As AI models balloon, the hardware groans. Electrons carry charge. That charge creates friction, resistance, and heat. We waste energy fighting thermodynamics just to keep chips from melting. The limitations are physical, hard, and immediate.

Bo Zhen, a physicist at Penn, isn’t waiting for better fans. He’s looking at light.

Photons. They move fast. Zero mass. No charge. They zip across fibers without losing much energy. Except they’re terrible at talking to each other. Photons are ghosts. They pass right through the logic gates that computers need for switching and decision making. Li He, co-author of a new study, puts it bluntly.

“Because they are charge-neutral and they have zero rest mass… that neutrality means they barely interact, making them bad at signal-switching logic.”

So you have the fastest messengers, but they’re useless for math. Or so it seemed.

Making Light Behave Like Matter

Zhen’s team found a workaround. They didn’t force photons to be social. They grafted them to something else.

They created exciton-polaritons in an atomically thin semiconductor. Half light, half electron. A quasiparticle. The result? You keep the speed of light. But now it has weight. It interacts. It can switch signals. It can compute.

Most photonic chips today are cheating.
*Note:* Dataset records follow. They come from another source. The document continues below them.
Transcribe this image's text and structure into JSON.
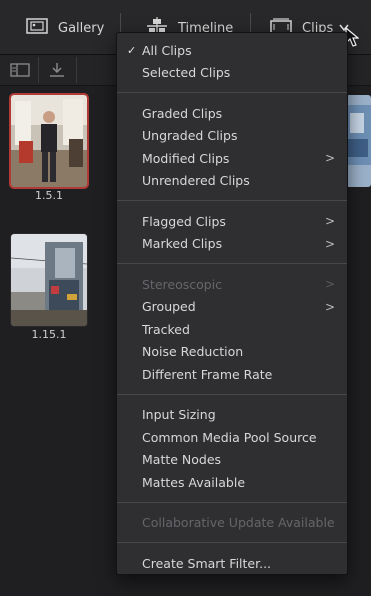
{
  "header": {
    "gallery_label": "Gallery",
    "timeline_label": "Timeline",
    "clips_label": "Clips"
  },
  "thumbnails": [
    {
      "label": "1.5.1",
      "selected": true
    },
    {
      "label": "1.15.1",
      "selected": false
    }
  ],
  "menu": {
    "groups": [
      [
        {
          "label": "All Clips",
          "checked": true,
          "submenu": false,
          "disabled": false
        },
        {
          "label": "Selected Clips",
          "checked": false,
          "submenu": false,
          "disabled": false
        }
      ],
      [
        {
          "label": "Graded Clips",
          "checked": false,
          "submenu": false,
          "disabled": false
        },
        {
          "label": "Ungraded Clips",
          "checked": false,
          "submenu": false,
          "disabled": false
        },
        {
          "label": "Modified Clips",
          "checked": false,
          "submenu": true,
          "disabled": false
        },
        {
          "label": "Unrendered Clips",
          "checked": false,
          "submenu": false,
          "disabled": false
        }
      ],
      [
        {
          "label": "Flagged Clips",
          "checked": false,
          "submenu": true,
          "disabled": false
        },
        {
          "label": "Marked Clips",
          "checked": false,
          "submenu": true,
          "disabled": false
        }
      ],
      [
        {
          "label": "Stereoscopic",
          "checked": false,
          "submenu": true,
          "disabled": true
        },
        {
          "label": "Grouped",
          "checked": false,
          "submenu": true,
          "disabled": false
        },
        {
          "label": "Tracked",
          "checked": false,
          "submenu": false,
          "disabled": false
        },
        {
          "label": "Noise Reduction",
          "checked": false,
          "submenu": false,
          "disabled": false
        },
        {
          "label": "Different Frame Rate",
          "checked": false,
          "submenu": false,
          "disabled": false
        }
      ],
      [
        {
          "label": "Input Sizing",
          "checked": false,
          "submenu": false,
          "disabled": false
        },
        {
          "label": "Common Media Pool Source",
          "checked": false,
          "submenu": false,
          "disabled": false
        },
        {
          "label": "Matte Nodes",
          "checked": false,
          "submenu": false,
          "disabled": false
        },
        {
          "label": "Mattes Available",
          "checked": false,
          "submenu": false,
          "disabled": false
        }
      ],
      [
        {
          "label": "Collaborative Update Available",
          "checked": false,
          "submenu": false,
          "disabled": true
        }
      ],
      [
        {
          "label": "Create Smart Filter...",
          "checked": false,
          "submenu": false,
          "disabled": false
        }
      ]
    ]
  },
  "glyphs": {
    "check": "✓",
    "arrow": ">"
  }
}
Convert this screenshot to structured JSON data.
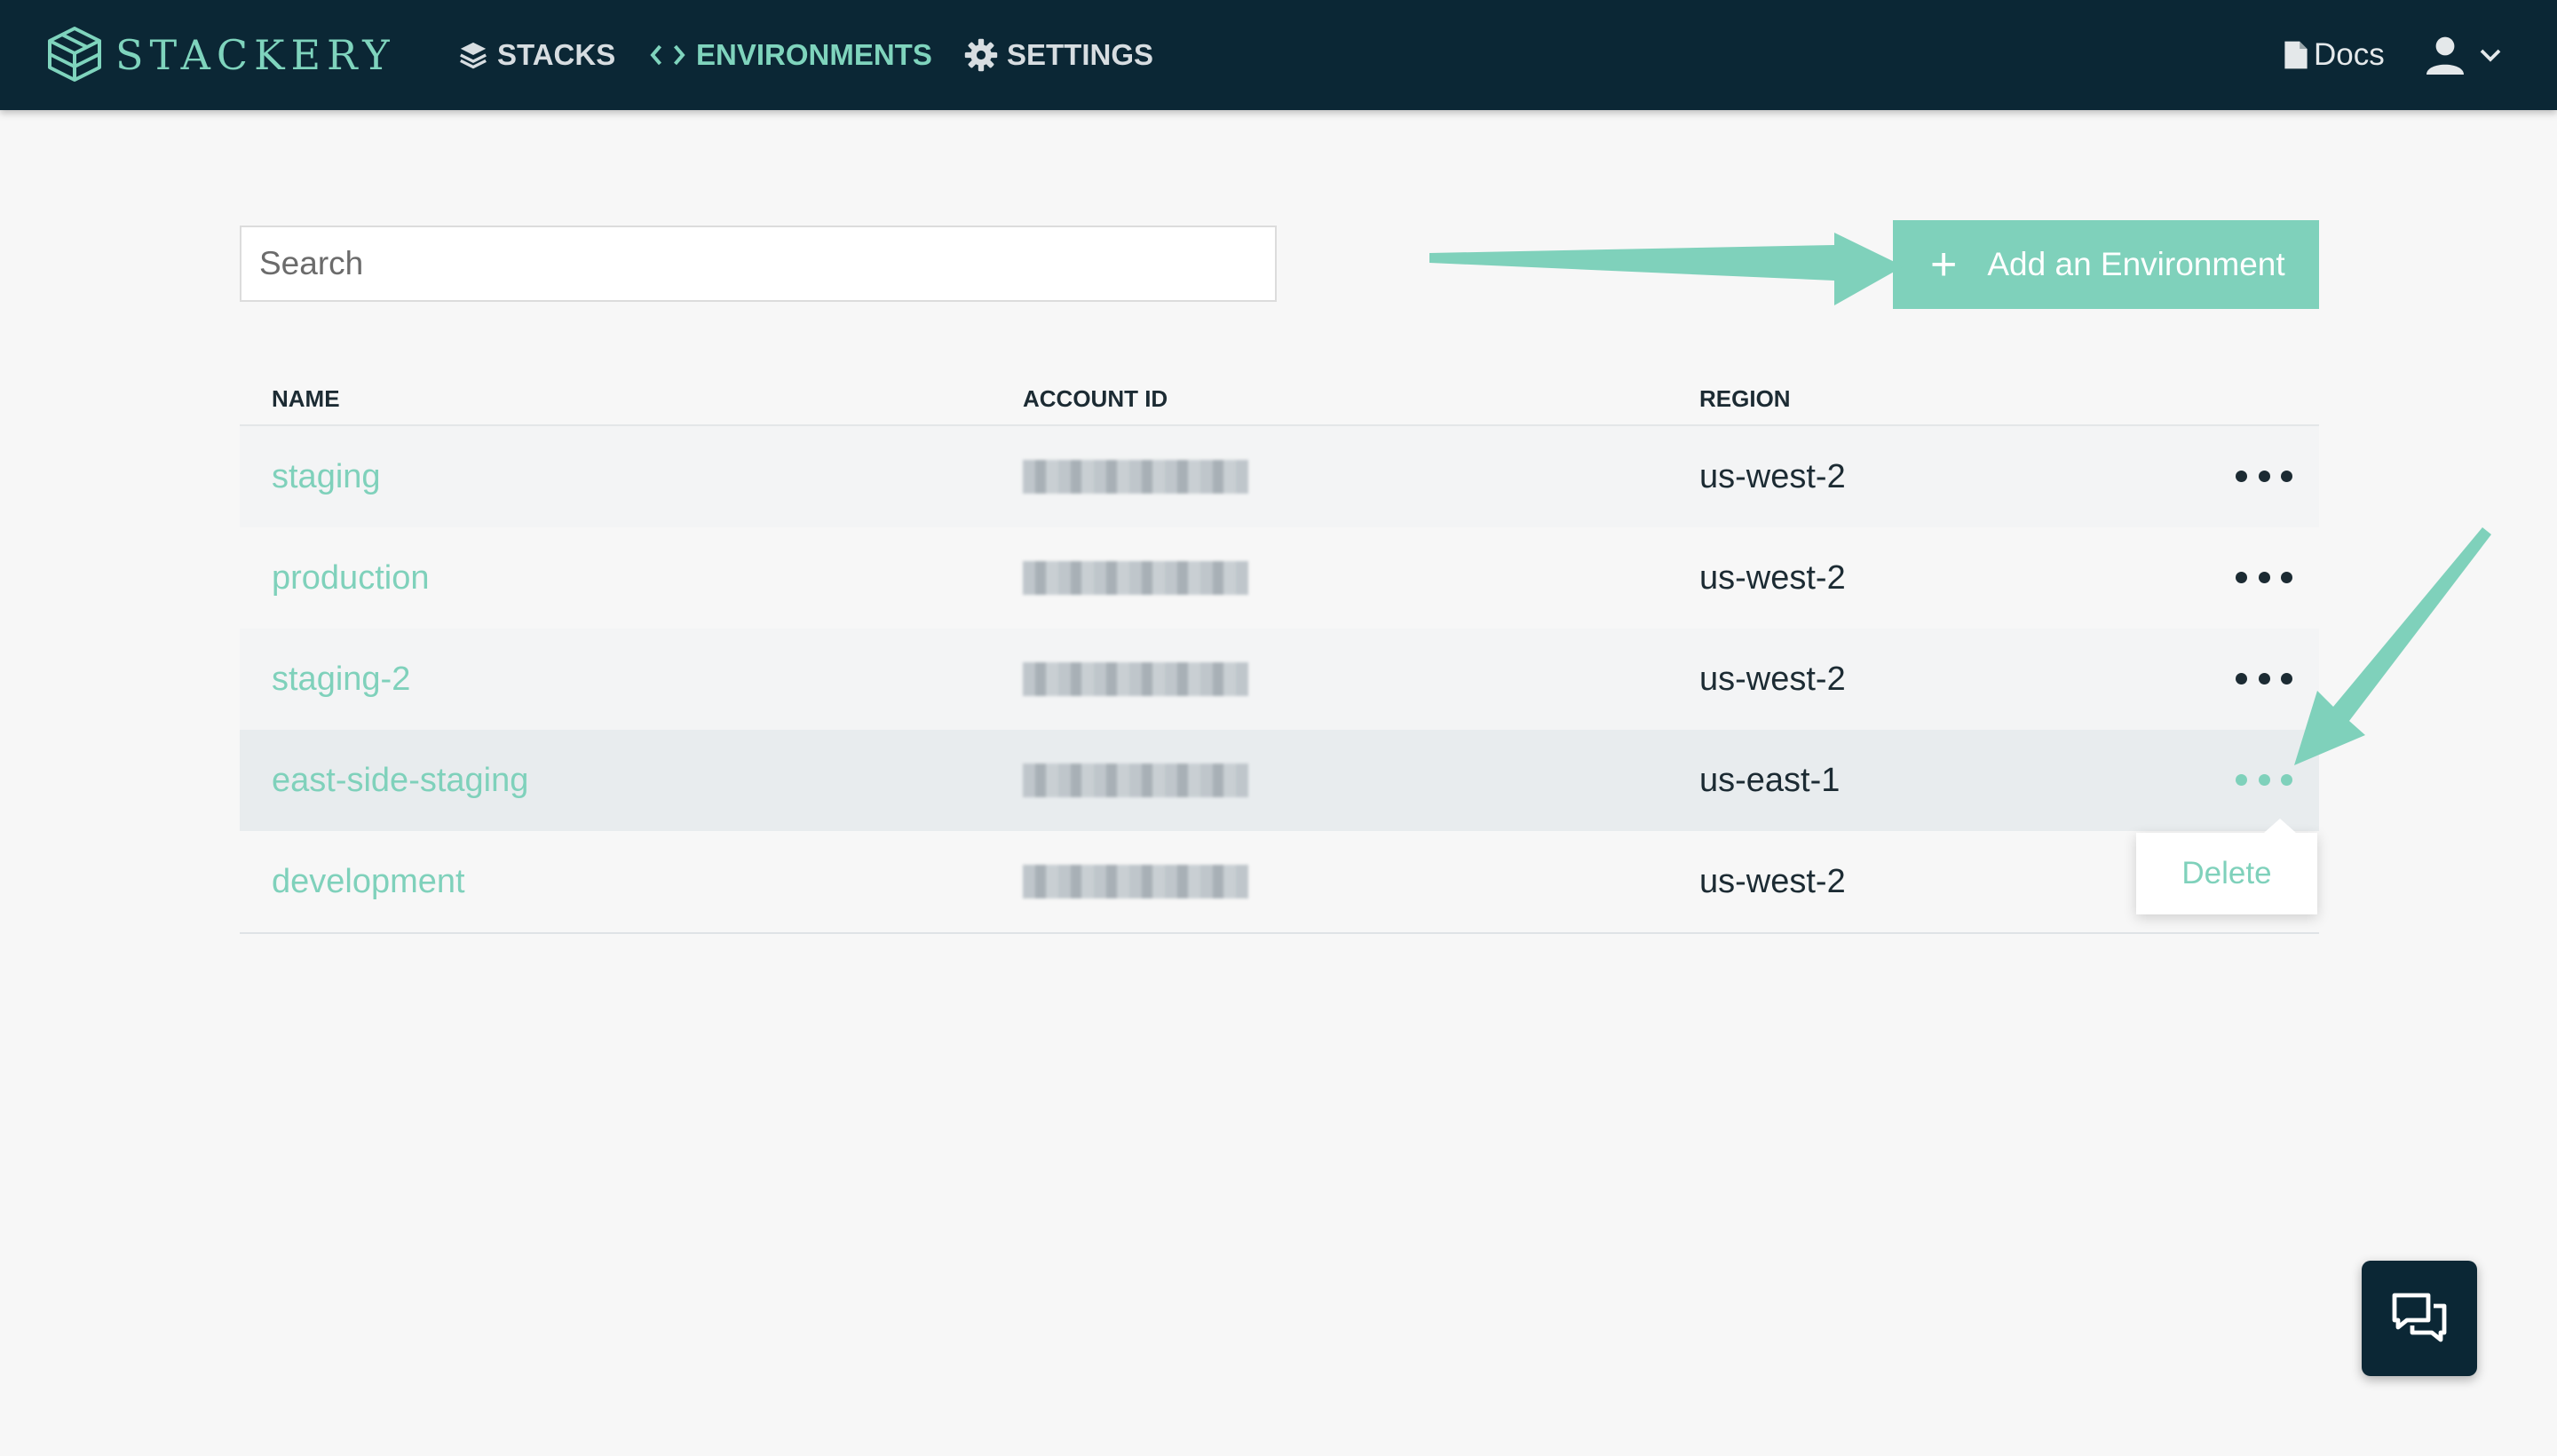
{
  "brand": {
    "name": "STACKERY"
  },
  "nav": {
    "stacks": "STACKS",
    "environments": "ENVIRONMENTS",
    "settings": "SETTINGS",
    "docs": "Docs"
  },
  "search": {
    "placeholder": "Search"
  },
  "add_button": {
    "label": "Add an Environment"
  },
  "table": {
    "headers": {
      "name": "NAME",
      "account_id": "ACCOUNT ID",
      "region": "REGION"
    },
    "rows": [
      {
        "name": "staging",
        "region": "us-west-2"
      },
      {
        "name": "production",
        "region": "us-west-2"
      },
      {
        "name": "staging-2",
        "region": "us-west-2"
      },
      {
        "name": "east-side-staging",
        "region": "us-east-1"
      },
      {
        "name": "development",
        "region": "us-west-2"
      }
    ]
  },
  "row_menu": {
    "delete": "Delete"
  },
  "colors": {
    "nav_bg": "#0b2735",
    "accent": "#7fd1bb",
    "page_bg": "#f7f7f7"
  }
}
They use light for the long haul, the data transfer parts. But the moment they hit a nonlinear step, like an activation function in neural nets, they convert the signal back into electricity. Convert. Calculate. Convert again.

That back-and-forth is slow. It eats power. It negates the benefits.

Zhen’s demo skipped the middleman. All-light switching. The energy cost? Four quadrillionths of a joules. That is practically nothing. Less energy than blinking a small LED.

No More Converting

If this scales, the implications are messy but promising. Future AI chips could eat data straight from camera sensors. No electrical translation required. Light in, light out, result ready.

It reduces the energy bill for massive AI systems. Maybe. If we can build the things at scale. There are whispers about supporting quantum computing functions too. Early days, obviously.

Who actually gets the chips first? The labs. Always the labs.

The paper, titled “Strongly Nonlinear Nanocavity…,” appeared in Physical Review Letters last April. Zhen holds the Jin K. Lee Professorship. He used to work with He, now an assistant prof at Montana State. Zhi Wang and Bumho Kim also helped.

Money came from the Navy Office and the Sloan Foundation. The work exists now. The engineering hurdles do too.

We might run on light soon. Or we might just burn out faster trying to force electrons to keep up. Either way, the current is shifting.